Ils mangeaient des trucs bizarres, assez infects pour la plupart, priaient avec un accent incompréhensible qui n’avait de juif que le nom, appartenaient à des micros familles dont la plupart des membres avaient été gazés par les nazis , ce qui leur donnait souvent l’air abattu… Ça se comprend…
Ils connaissaient bien sûr les Livres sacrés, mais ils entretenaient avec le Très Haut des relations sibyllines parfois indéchiffrables, quand ce n’était pas une absence totale de communication…
Ils étaient souvent cultivés, mais d’une réserve qui alourdissait parfois l’ambiance rieuse et chaleureuse des retrouvailles d’une tribu souvent bruyante…
Mais bon.
Juifs ils étaient.
Il fallut s’y faire.
Et les flèches de l’amour se plantent à l’aveuglette, sans rime ni raison, ciblant ses victimes dans une incohérence inintelligible, et voilà t -y -pas que la Méditerranée joyeuse s’alliât aux descendants des steppes glacées , dans un brassage sentimental et sensuel qui devait aboutir à ce terrible constat:
Ashkénazes et séfarades unis au pieu pour le meilleur et pour le pire, créaient ensemble ces nouveaux Juifs, qui ma foi, devaient autant à la pkaïla qu’au gefillte fish…
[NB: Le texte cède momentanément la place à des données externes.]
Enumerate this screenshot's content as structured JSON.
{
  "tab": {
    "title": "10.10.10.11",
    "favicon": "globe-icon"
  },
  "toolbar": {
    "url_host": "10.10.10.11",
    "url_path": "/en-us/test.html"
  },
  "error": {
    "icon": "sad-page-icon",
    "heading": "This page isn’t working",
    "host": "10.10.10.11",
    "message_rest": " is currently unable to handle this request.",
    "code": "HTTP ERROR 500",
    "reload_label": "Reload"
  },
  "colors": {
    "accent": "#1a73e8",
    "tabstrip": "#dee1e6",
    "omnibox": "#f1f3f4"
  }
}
Ce fut rude pour les deux communautés…
Quoi?
Ces êtres hybrides étaient nos enfants ?
Les anciens plongeaient le nez dans leur assiette avec désarroi, les séfarades regardant avec accablement leurs filles porteuses de noms étranges, les ashkénazes plissant le nez devant les permanentes références au Très Haut, Baroukh Hachem, Baroukh Hachem…
Et puis on apprit à se connaître…
Voire à s’aimer…
Et en 5782, dans bien des familles , à partager coutumes et habitudes, à chérir ces brus et ces gendres qui ont façonné ces merveilles , nos petits – enfants, à goûter aux délices venus du fond des âges, à partager tendresse, rires, amitié, amour, dans cet écrin qu’est le judaïsme sans frontières, enrichi des rituels et des spécificités de chacun stratifiés par l’Histoire, gonflés des combats collectifs, veloutés du bonheur de cet amour commun du judaïsme…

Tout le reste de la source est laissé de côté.